Críticas ao Governo Federal por pretender financiar exportações à Venezuela com o Proex.

Autor
Paulo Bauer (PSDB - Partido da Social Democracia Brasileira/SC)
Nome completo: Paulo Roberto Bauer
Casa
Senado Federal
Tipo
Discurso
Resumo por assunto
COMERCIO EXTERIOR.:
  • Críticas ao Governo Federal por pretender financiar exportações à Venezuela com o Proex.
Aparteantes
Eduardo Suplicy, Roberto Requião.
Publicação
Publicação no DSF de 31/10/2013 - Página 77073
Assunto
Outros > COMERCIO EXTERIOR.
Indexação
  • CRITICA, GOVERNO FEDERAL, PRETENSÃO, FINANCIAMENTO, EXPORTAÇÃO, PAIS ESTRANGEIRO, VENEZUELA, UTILIZAÇÃO, RECURSOS, TESOURO NACIONAL, FALTA, GOVERNO ESTRANGEIRO, PAGAMENTO, EMPRESA NACIONAL.

            O SR. PAULO BAUER (Bloco Minoria/PSDB - SC. Pronuncia o seguinte discurso.
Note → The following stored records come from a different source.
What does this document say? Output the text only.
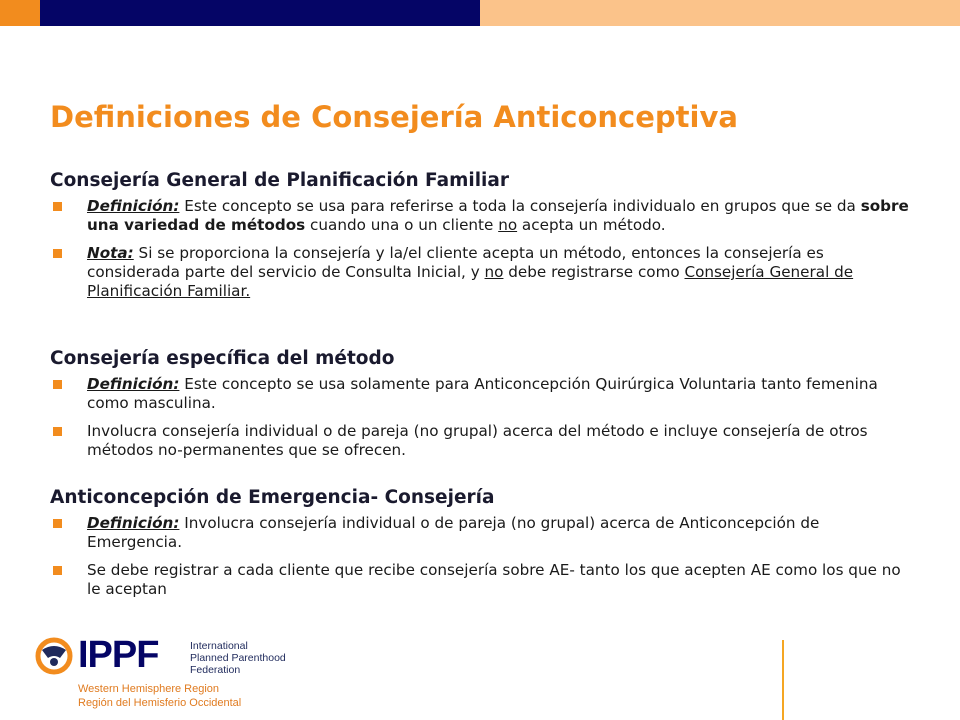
Definiciones de Consejería Anticonceptiva
Consejería General de Planificación Familiar
Definición: Este concepto se usa para referirse a toda la consejería individualo en grupos que se da sobre una variedad de métodos cuando una o un cliente no acepta un método.
Nota: Si se proporciona la consejería y la/el cliente acepta un método, entonces la consejería es considerada parte del servicio de Consulta Inicial, y no debe registrarse como Consejería General de Planificación Familiar.
Consejería específica del método
Definición: Este concepto se usa solamente para Anticoncepción Quirúrgica Voluntaria tanto femenina como masculina.
Involucra consejería individual o de pareja (no grupal) acerca del método e incluye consejería de otros métodos no-permanentes que se ofrecen.
Anticoncepción de Emergencia- Consejería
Definición: Involucra consejería individual o de pareja (no grupal) acerca de Anticoncepción de Emergencia.
Se debe registrar a cada cliente que recibe consejería sobre AE- tanto los que acepten AE como los que no le aceptan
IPPF	International
Planned Parenthood
Federation
Western Hemisphere Region
Región del Hemisferio Occidental
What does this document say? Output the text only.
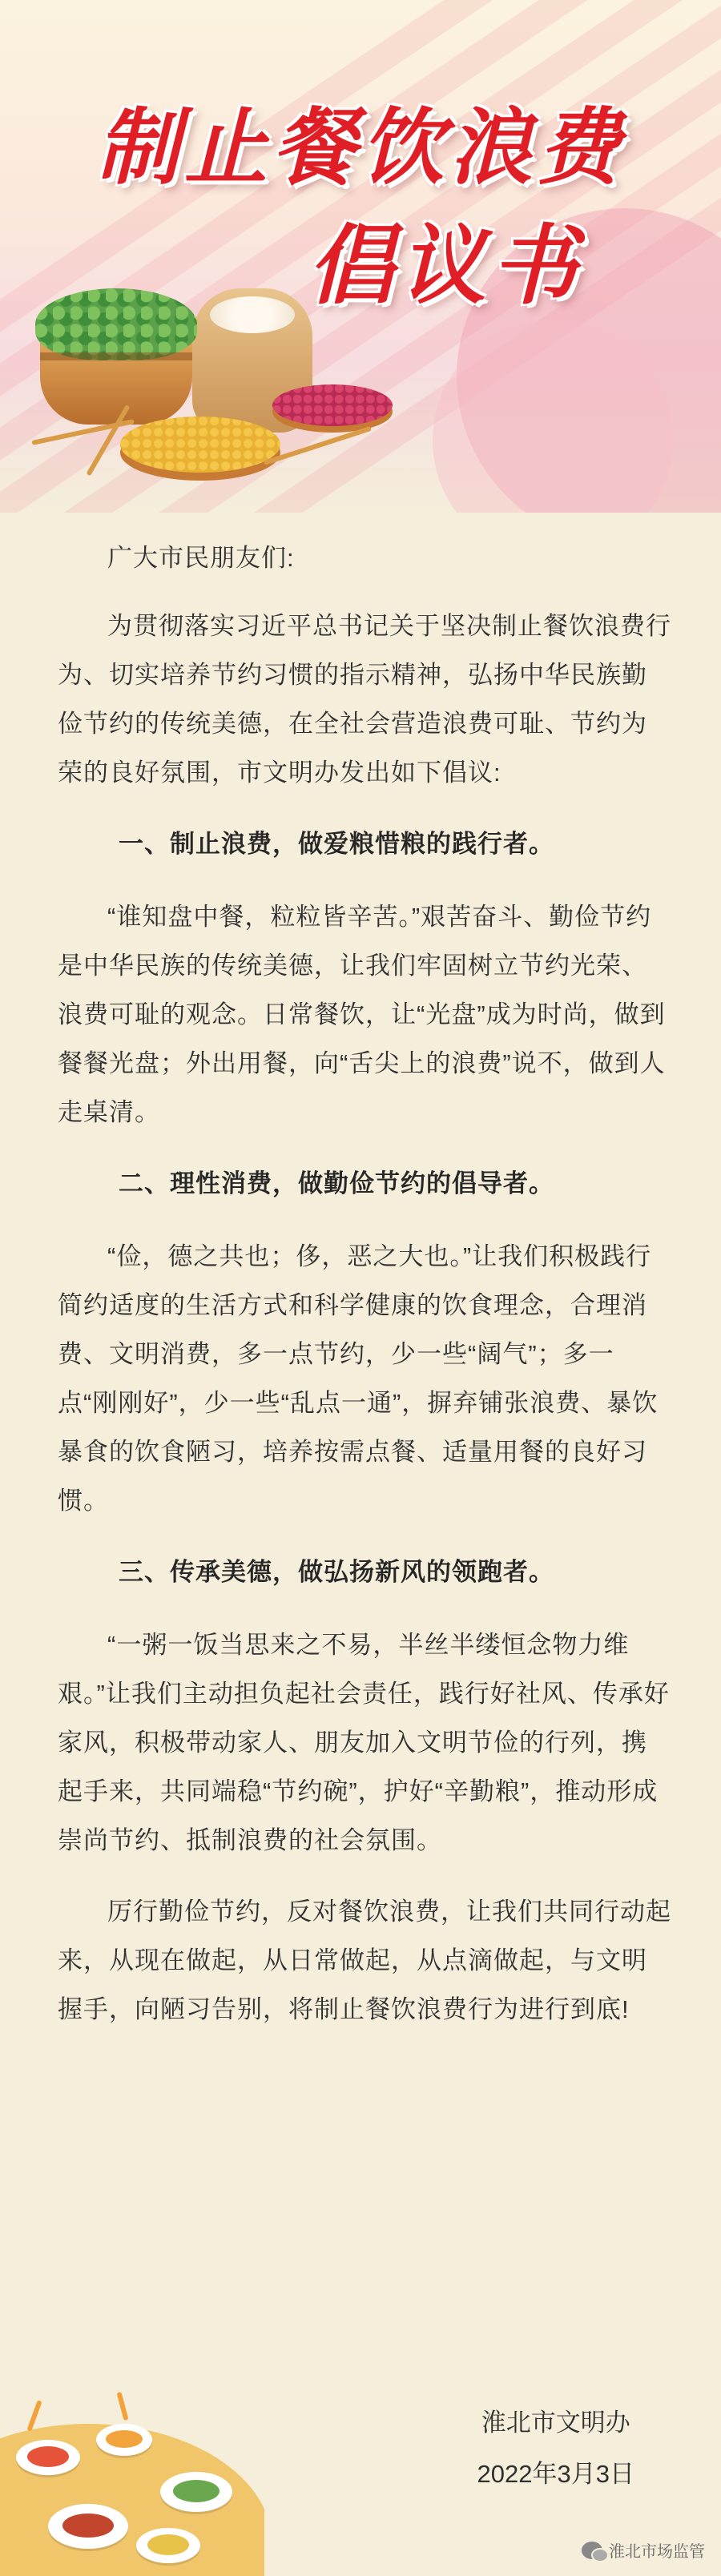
制止餐饮浪费
倡议书

广大市民朋友们:

为贯彻落实习近平总书记关于坚决制止餐饮浪费行为、切实培养节约习惯的指示精神，弘扬中华民族勤俭节约的传统美德，在全社会营造浪费可耻、节约为荣的良好氛围，市文明办发出如下倡议:

一、制止浪费，做爱粮惜粮的践行者。

“谁知盘中餐，粒粒皆辛苦。”艰苦奋斗、勤俭节约是中华民族的传统美德，让我们牢固树立节约光荣、浪费可耻的观念。日常餐饮，让“光盘”成为时尚，做到餐餐光盘；外出用餐，向“舌尖上的浪费”说不，做到人走桌清。

二、理性消费，做勤俭节约的倡导者。

“俭，德之共也；侈，恶之大也。”让我们积极践行简约适度的生活方式和科学健康的饮食理念，合理消费、文明消费，多一点节约，少一些“阔气”；多一点“刚刚好”，少一些“乱点一通”，摒弃铺张浪费、暴饮暴食的饮食陋习，培养按需点餐、适量用餐的良好习惯。

三、传承美德，做弘扬新风的领跑者。

“一粥一饭当思来之不易，半丝半缕恒念物力维艰。”让我们主动担负起社会责任，践行好社风、传承好家风，积极带动家人、朋友加入文明节俭的行列，携起手来，共同端稳“节约碗”，护好“辛勤粮”，推动形成崇尚节约、抵制浪费的社会氛围。

厉行勤俭节约，反对餐饮浪费，让我们共同行动起来，从现在做起，从日常做起，从点滴做起，与文明握手，向陋习告别，将制止餐饮浪费行为进行到底!

淮北市文明办
2022年3月3日
淮北市场监管
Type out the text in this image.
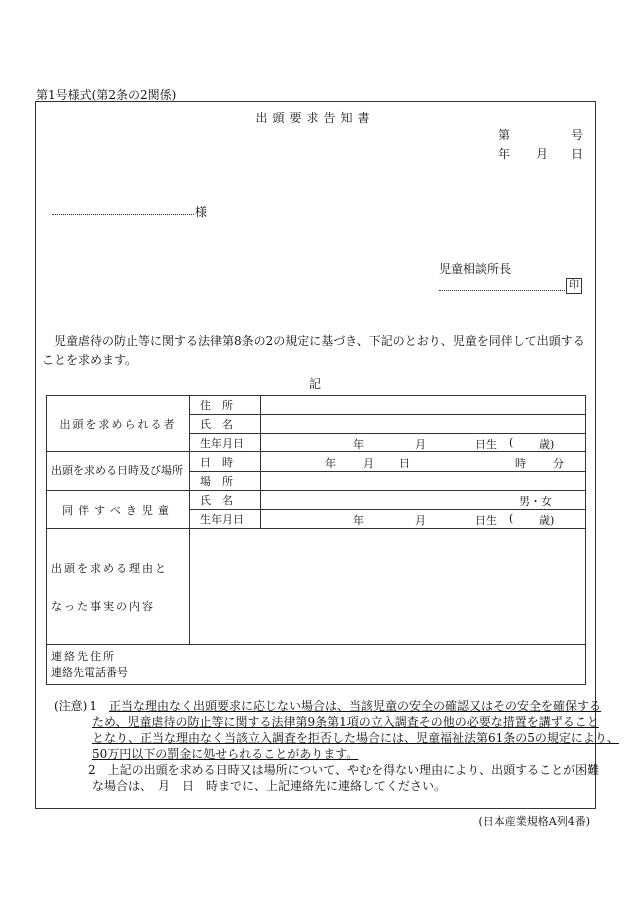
第1号様式(第2条の2関係)
出頭要求告知書
第	号
年 月 日
様
児童相談所長
印
児童虐待の防止等に関する法律第8条の2の規定に基づき、下記のとおり、児童を同伴して出頭することを求めます。
記
出頭を求められる者	住　所	
	氏　名	
	生年月日	年 月 日生 ( 歳)

出頭を求める日時及び場所	日　時	年 月 日 時 分

	場　所	
同伴すべき児童	氏　名	男・女

	生年月日	年 月 日生 ( 歳)

出頭を求める理由と
なった事実の内容		

連絡先住所
連絡先電話番号		
(注意) 1　 正当な理由なく出頭要求に応じない場合は、当該児童の安全の確認又はその安全を確保する
ため、児童虐待の防止等に関する法律第9条第1項の立入調査その他の必要な措置を講ずること
となり、正当な理由なく当該立入調査を拒否した場合には、児童福祉法第61条の5の規定により、
50万円以下の罰金に処せられることがあります。
2　 上記の出頭を求める日時又は場所について、やむを得ない理由により、出頭することが困難
な場合は、　月　日　時までに、上記連絡先に連絡してください。
(日本産業規格A列4番)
Sem revisão do orador.) - Srª Presidente, Senadora Angela Portela, é um grande prazer poder conversar com V. Exªs, Senadores e Senadoras presentes, apresentando neste meu pronunciamento informações que considero muito importantes para o Brasil e para o momento em que nos encontramos.

            No próximo dia 11 de novembro, o Parlamento do Mercosul se reunirá em Montevidéu para, em sessão plenária, instalar os trabalhos de mais um período legislativo. Na qualidade de vice-presidente da Representação Brasileira no Parlamento do Mercosul, estarei presente, juntamente com outros colegas Parlamentares que representam nosso País no Parlasul.

            Essa sessão plenária está atraindo particular atenção, pois será a primeira desde a admissão da República Bolivariana da Venezuela como membro do Mercosul. Lamentavelmente, a Venezuela fará sua estreia no Parlasul já devendo explicações, Senador Mário Couto.

            Matéria da Folha de S.Paulo, publicada anteontem, trouxe novamente à tona a inadmissível questão dos débitos venezuelanos junto aos exportadores brasileiros. É verdade. Empresas brasileiras que foram estimuladas pelo Governo Federal a aumentar suas exportações para a Venezuela estão tendo dificuldades para receber o pagamento pelos produtos que fornecem. Os atrasos chegam a quatro meses, segundo apurou a reportagem da Folha de S.Paulo.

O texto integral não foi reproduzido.